Antimicrobial resistance (AMR) is identified by the World Health Organisation (WHO) as an emerging global health threat, forecast to result in 10,000,000 deaths per year by 2050. The WHO and increasingly national and international agencies have flagged AMR as a priority theme and there is an urgent need for new antimicrobial agents and anti-infective strategies. Antimicrobial peptides (AMPs) are known to be potential alternatives to current/conventional antibiotics because of their specific physical and biological properties. AMPs are generally small cationic peptides produced by all living organisms (animals, plants, fungi or bacteria). Among their advantages, AMPs generally exhibit rapid bactericidal effects and they are active against current multiresistant strains (e.g. MRSA, ESBL E. coli etc). Limited widespread bacterial resistance to AMPs has been reported to date. In addition to having antimicrobial activity, some AMPs are key immune modulators and there has been much interest in exploiting this feature as an alternative mechanism for therapy of bacterial, viral or fungal infections. Accordingly, AMPs have been, and are still, well studied with more than 2900 AMPs described in the Antimicrobial Peptide Database (http://aps.unmc.edu/AP/main.php - June 2018). Nevertheless, only 28 AMPs are currently under-going pre-clinical-development or clinical trials, as described in the newly released Antibiotic DB (http://www.antibioticdb.com/ - June 2018) report, showing a real gap between the potential of AMPs and their effective application as therapeutics.
The main impediments recognized for the therapeutic use of AMPs are their high manufacturing cost, their unsatisfactory pharmacodynamics, and pharmacokinetics parameters as well as, for some peptides, their cytotoxicity and the risk of immunogenicity. However, some AMPs have performed well in clinical trials, but have not been approved by regulatory bodies. An obvious example is the topical formulation of Magainin, which demonstrated comparable efficacy to conventional systemic antibiotics for the treatment of diabetic foot ulcers. The FDA did not approve Magainin because it did not demonstrate superiority over conventional treatment, not because it was unsafe or ineffective.
Many AMPs that have reached clinical development have been isolated from microorganisms or are derived from AMP’s firstly isolated from microorganisms. AMP discovery from microorganisms has it’s own impediments and is particularly marked by the isolation of previously known compounds.
New approaches have been proposed to facilitate access to the native biodiversity of microorganisms and, therefore, potentially news AMPs.
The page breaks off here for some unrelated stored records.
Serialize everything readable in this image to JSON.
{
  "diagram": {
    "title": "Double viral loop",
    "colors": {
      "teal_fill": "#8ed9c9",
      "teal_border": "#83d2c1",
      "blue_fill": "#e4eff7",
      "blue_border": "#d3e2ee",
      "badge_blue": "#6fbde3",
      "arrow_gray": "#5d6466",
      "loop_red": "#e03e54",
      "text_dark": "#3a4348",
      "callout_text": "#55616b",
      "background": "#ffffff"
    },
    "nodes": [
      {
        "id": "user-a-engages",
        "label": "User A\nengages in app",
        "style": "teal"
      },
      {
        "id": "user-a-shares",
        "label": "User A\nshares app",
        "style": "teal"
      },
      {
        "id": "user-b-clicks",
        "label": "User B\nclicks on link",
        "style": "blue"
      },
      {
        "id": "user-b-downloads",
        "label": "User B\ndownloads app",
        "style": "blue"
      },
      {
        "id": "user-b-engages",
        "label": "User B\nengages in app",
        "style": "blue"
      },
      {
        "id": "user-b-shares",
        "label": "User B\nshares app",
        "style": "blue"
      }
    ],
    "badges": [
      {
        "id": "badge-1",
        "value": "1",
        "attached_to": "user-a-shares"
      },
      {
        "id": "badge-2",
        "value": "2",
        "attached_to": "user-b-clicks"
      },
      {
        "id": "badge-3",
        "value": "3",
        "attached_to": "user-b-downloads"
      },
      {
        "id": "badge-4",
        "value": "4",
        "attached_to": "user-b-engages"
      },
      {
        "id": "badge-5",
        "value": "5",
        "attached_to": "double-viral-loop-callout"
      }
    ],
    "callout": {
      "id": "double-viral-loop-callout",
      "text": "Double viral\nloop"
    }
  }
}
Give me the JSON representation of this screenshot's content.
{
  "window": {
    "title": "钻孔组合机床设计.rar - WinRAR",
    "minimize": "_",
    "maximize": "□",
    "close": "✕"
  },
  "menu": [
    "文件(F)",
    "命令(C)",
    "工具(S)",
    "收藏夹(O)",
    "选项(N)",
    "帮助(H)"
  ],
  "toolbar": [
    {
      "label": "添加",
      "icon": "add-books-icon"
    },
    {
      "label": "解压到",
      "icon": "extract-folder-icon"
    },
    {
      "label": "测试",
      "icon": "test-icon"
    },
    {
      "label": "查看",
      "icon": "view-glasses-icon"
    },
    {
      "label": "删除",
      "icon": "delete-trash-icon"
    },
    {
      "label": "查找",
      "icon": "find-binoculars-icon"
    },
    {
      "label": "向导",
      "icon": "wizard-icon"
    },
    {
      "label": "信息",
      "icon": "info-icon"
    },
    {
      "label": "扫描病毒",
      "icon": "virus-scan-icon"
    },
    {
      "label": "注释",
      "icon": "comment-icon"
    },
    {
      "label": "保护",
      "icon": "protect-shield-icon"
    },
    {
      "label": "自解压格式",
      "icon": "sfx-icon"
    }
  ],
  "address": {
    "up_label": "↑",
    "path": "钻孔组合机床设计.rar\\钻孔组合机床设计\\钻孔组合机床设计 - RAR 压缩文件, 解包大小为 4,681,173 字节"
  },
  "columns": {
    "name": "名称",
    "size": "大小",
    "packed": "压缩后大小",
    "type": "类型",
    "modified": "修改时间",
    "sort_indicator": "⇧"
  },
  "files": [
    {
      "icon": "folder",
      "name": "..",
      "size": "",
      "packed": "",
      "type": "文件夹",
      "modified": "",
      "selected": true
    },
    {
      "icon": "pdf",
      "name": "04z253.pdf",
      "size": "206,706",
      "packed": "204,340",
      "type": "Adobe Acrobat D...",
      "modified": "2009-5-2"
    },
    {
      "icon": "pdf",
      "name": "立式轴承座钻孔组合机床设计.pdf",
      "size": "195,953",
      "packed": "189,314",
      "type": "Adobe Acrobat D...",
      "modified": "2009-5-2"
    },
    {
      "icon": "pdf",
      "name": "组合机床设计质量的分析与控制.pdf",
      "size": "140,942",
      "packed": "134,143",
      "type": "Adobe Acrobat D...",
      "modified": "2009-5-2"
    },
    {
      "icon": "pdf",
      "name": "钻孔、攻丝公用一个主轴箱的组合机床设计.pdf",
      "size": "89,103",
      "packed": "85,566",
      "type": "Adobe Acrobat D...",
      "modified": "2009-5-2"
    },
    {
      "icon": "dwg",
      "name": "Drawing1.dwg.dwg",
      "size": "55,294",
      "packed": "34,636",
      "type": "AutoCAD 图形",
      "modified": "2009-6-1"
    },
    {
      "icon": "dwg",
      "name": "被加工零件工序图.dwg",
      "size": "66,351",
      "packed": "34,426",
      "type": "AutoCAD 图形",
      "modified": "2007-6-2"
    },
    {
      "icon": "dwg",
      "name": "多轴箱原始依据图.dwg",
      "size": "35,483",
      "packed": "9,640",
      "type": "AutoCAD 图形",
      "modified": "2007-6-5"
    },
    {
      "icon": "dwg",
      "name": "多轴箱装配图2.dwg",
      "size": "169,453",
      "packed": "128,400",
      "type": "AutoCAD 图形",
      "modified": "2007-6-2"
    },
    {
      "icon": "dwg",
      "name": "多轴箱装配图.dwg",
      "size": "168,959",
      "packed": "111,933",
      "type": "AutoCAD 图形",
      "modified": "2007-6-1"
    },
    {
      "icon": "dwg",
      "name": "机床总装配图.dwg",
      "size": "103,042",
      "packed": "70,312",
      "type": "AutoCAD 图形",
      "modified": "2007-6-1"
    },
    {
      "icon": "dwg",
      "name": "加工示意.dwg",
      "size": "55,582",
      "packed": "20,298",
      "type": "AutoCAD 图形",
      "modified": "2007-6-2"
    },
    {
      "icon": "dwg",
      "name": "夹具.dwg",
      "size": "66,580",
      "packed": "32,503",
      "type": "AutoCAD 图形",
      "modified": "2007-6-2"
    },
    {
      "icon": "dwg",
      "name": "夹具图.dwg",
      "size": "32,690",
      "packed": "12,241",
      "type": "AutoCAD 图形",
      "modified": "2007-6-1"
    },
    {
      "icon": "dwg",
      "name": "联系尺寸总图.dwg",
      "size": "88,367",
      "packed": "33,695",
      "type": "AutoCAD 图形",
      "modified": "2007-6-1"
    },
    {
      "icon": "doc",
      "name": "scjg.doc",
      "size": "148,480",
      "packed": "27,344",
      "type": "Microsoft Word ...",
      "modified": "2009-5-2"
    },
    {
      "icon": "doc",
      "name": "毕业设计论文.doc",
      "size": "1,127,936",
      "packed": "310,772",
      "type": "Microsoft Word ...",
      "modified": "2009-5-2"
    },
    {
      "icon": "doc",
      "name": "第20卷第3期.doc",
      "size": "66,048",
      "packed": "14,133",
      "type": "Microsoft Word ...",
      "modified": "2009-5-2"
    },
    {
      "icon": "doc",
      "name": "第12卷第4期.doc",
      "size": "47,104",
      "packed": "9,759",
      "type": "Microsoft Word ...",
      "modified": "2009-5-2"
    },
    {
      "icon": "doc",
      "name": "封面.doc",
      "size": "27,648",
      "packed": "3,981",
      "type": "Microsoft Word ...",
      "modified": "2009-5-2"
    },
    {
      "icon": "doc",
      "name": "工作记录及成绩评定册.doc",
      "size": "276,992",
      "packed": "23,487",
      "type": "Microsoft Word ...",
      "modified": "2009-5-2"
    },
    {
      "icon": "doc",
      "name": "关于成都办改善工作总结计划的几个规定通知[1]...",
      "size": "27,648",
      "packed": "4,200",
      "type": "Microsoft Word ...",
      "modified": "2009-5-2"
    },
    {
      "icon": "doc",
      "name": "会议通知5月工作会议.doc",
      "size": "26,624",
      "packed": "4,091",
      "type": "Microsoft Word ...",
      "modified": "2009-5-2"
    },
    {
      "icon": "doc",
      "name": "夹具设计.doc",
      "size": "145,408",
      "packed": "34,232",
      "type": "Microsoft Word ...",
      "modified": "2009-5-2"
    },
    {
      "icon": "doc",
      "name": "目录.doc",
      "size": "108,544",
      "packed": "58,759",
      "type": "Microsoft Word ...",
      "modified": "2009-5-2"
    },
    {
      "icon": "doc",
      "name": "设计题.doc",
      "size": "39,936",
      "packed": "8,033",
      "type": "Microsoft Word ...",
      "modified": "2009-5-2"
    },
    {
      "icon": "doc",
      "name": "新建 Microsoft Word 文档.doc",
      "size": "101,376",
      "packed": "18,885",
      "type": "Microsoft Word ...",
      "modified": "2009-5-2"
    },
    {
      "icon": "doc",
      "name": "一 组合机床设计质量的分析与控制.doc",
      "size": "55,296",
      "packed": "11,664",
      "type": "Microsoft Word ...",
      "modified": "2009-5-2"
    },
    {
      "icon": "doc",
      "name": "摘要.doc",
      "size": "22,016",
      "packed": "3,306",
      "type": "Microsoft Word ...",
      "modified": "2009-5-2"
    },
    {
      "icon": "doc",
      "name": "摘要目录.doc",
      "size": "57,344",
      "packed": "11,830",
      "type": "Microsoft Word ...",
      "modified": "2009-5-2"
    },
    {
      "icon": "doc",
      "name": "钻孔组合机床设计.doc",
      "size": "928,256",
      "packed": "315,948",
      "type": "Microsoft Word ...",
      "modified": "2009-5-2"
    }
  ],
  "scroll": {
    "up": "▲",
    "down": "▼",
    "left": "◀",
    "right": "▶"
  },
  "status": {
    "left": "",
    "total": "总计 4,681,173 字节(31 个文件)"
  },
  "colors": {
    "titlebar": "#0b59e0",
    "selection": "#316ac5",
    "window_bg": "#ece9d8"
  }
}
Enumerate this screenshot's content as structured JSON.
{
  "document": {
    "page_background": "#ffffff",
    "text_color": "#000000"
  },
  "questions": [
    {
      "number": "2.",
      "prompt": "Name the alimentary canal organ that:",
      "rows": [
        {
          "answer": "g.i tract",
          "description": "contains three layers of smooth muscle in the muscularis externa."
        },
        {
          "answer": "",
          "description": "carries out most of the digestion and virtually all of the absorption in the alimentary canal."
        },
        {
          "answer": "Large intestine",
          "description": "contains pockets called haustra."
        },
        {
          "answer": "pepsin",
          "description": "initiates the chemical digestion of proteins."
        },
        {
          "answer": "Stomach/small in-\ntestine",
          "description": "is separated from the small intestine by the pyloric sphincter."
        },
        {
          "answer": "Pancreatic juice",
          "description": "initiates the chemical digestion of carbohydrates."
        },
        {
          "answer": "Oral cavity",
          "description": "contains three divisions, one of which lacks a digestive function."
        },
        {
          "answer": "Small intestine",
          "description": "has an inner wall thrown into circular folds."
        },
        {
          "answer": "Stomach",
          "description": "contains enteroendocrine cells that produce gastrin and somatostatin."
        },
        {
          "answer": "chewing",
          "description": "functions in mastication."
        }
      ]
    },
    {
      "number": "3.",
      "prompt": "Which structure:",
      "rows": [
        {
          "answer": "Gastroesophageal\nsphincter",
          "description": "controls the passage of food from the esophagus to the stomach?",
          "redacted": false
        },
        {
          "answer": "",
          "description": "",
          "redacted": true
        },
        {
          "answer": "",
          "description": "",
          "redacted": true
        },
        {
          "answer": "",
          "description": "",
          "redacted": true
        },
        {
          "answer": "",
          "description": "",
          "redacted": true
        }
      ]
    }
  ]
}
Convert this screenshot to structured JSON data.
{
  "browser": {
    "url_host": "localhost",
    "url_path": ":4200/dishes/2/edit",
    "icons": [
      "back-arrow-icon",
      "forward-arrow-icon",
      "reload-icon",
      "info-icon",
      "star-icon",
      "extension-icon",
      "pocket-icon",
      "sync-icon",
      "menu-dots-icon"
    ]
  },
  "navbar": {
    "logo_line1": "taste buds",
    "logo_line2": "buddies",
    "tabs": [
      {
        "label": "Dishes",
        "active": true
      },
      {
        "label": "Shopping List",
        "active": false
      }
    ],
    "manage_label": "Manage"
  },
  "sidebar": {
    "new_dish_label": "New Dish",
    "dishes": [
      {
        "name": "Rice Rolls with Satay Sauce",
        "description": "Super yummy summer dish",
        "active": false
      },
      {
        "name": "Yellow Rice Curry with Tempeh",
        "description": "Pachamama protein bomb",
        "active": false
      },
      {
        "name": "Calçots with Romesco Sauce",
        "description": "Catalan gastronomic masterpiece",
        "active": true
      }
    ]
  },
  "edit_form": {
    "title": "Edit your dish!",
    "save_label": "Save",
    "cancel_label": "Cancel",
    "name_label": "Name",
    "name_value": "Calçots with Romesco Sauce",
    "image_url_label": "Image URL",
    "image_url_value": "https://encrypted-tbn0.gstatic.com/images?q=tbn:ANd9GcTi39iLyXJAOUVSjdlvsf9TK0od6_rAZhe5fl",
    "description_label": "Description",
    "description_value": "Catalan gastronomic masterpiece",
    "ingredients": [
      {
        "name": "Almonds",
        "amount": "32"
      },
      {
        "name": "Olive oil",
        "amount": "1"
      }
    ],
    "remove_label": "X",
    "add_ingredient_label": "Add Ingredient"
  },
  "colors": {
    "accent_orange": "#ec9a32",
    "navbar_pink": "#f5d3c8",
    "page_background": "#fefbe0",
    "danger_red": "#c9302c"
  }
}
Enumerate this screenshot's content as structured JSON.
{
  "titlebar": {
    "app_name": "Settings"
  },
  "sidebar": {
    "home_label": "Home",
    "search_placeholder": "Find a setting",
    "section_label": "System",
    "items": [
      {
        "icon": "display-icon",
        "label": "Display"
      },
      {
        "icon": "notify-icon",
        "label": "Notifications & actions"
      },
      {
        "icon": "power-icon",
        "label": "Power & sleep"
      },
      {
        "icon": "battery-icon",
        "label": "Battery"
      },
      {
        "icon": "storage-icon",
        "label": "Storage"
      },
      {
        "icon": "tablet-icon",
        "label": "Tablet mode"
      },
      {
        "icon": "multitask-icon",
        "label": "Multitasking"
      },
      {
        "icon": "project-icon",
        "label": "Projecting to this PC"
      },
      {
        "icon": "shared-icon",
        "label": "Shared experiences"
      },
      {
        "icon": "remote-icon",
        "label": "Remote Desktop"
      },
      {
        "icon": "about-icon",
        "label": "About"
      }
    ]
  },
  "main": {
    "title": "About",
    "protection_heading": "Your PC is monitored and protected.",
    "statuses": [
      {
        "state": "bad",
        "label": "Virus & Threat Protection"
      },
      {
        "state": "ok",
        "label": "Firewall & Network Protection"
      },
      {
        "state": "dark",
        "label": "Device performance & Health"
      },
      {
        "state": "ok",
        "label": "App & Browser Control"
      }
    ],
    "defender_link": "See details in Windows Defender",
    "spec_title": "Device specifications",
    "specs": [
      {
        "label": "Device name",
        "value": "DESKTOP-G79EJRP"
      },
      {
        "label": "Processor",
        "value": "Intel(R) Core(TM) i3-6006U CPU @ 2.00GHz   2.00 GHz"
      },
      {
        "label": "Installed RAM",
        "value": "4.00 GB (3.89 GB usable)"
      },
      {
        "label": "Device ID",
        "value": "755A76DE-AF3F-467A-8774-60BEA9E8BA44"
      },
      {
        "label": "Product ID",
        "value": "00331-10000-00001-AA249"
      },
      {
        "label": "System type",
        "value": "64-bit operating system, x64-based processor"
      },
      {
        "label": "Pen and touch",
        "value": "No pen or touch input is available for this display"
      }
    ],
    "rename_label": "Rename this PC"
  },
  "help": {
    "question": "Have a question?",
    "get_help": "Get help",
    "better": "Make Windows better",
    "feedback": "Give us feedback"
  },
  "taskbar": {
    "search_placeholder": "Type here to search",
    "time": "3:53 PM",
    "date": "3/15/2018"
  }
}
Approaches combining advances in genomic and transcriptomic technologies have also enabled rapid dereplication in AMP discovery. Biological synthesis and the downstream purification processes are being improved. New strategies have also emerged to counteract the impediments limiting the use of AMPs as therapeutic options. A notable effort has been given to (i) antimicrobial peptidomimetics that display extended stability in the presence of biological matrices (ii) AMP delivery systems (e.g. nanoparticles, polymeric materials).
The present Research Topic aims to publish articles demonstrating and seeking to address the gap between AMP discovery and AMP use as therapeutics. By exposing and gathering all new research and expert opinions on the AMP discovery process and their use as therapeutics, we hope that this Research Topic will inform future development of a rational pipeline of AMPs as a new generation of antibiotics and one of the few promising solutions to tackle AMR.